Black Honey’s music videos are inspired by cult movie directors like Quentin Tarantino, Wim Wenders, and Wes Anderson, and it’s hard to imagine anything more fitting. Churches soaked in neon lights host showdowns between rival lovers, revolvers are placed on bedside tables next to photographs, open-topped cars burn a trail on the asphalt as they speed off into the distance. And through it all, the confidence of her vision is startlingly clear.

 

‘Moonlight gleaming, viperfish screaming / Dawn is nearly here / Phallic building, cyanide killing all that was clear / Find an antidote for this accumulating smoke’. Lyrics taken from Viper Fish by Goat Girl, a post-punk all-girl group of four, that illustrate one point very well: they are not messing around. They have no time to dance around the issue – theirs is a voice of young female anger and disillusionment.

 

The guitars grind and scrape all the way from the floor, fitting for a band named after Bill Hick’s alter-ego Goat Boy. Goat Girl have breathed new life into the passed comedian’s caustic persona with the palatable heaviness of their feelings dragged kicking and screaming by the music – stark in their reality, beautiful in their sincerity, admirable in their determination.

 

Can anger be power? Julia Cumming, the founder of Anger Can Be Power – a project motivating women to integrate politics into their lives – certainly thinks so. She is the frontwoman of Sunflower Bean, born to musician couple Alec Cumming and Cynthia Harden of Bite the Wax Godhead, and is always finding ways of putting the creative energy of herself and the people around her to good use.

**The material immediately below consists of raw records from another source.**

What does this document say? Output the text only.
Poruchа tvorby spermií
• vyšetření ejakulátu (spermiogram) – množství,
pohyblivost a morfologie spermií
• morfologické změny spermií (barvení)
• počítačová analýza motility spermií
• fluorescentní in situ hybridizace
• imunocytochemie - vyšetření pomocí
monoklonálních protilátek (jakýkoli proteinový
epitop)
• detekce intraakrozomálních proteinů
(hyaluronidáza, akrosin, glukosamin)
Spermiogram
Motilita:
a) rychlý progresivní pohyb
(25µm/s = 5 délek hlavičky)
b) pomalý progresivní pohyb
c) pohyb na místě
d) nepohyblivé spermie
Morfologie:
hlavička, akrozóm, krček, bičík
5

The band’s music has dramatically evolved in the last year. The smooth reminiscences of I Was a Fool, accompanied by a guitar mournfully sighing as though trying to fondly recall a bad time, have given way to a funkier and more experimental sound on Come For Me, from the band’s upcoming EP ‘King of the Dudes’, out Jan 19. The guitar riffs tremble confidently, stepping off the gas just long enough for the next one to really slam home.

 

Annie Clark’s guitar is unique. Not just because of the discordant and eclectic sounds she fires out of it, but because she literally designed her own signature Music Man guitar, specifically made for the female body. She dropped out of Berklee College of Music because she didn’t believe that creativity and artistry can be taught, and it’s difficult to argue with the results. After a stint in The Polyphonic Spree and Sufjan Steven’s touring band, she formed St. Vincent in 2006. Their eponymous fourth album was named album of the year by The Guardian, Entertainment Weekly, NME, and Slant. It also won a Grammy for the best alternative album – the first female performer to win it in nearly 20 years. Albertine’s protest still rings true: ‘What about the women!!’

And her guitar makes no bones about her talent. It’s obvious from the first chord. In Los Ageless it’s a thumping, destructive fragmentation of Los Angeles and the facts of contemporary living for women, ruthlessly tearing modern beauty to pieces. The guitar flows creatively and fearlessly in its expressions, the lyrics both tormented and delicate: ‘The last days of the sunset superstars / Girls in cages playing their guitars / But how can I leave? / I just follow the hood of my car’. St. Vincent’s music blisters with confidence and poise, not just saying what you can barely believe hasn’t been said before, but saying it in a way you absolutely cannot believe it never has been before.

Whether they are legends like Sister Rosetta Tharpe or Viv Albertine, or part of the new generation like Black Honey, St. Vincent, Goat Girl, and Sunflower Bean; they are unapologetic, uncompromising, and unashamed. Their attitude is their music, and their music is their attitude. Is there anything cooler than a girl and her guitar? Their work speaks for itself, so go find out.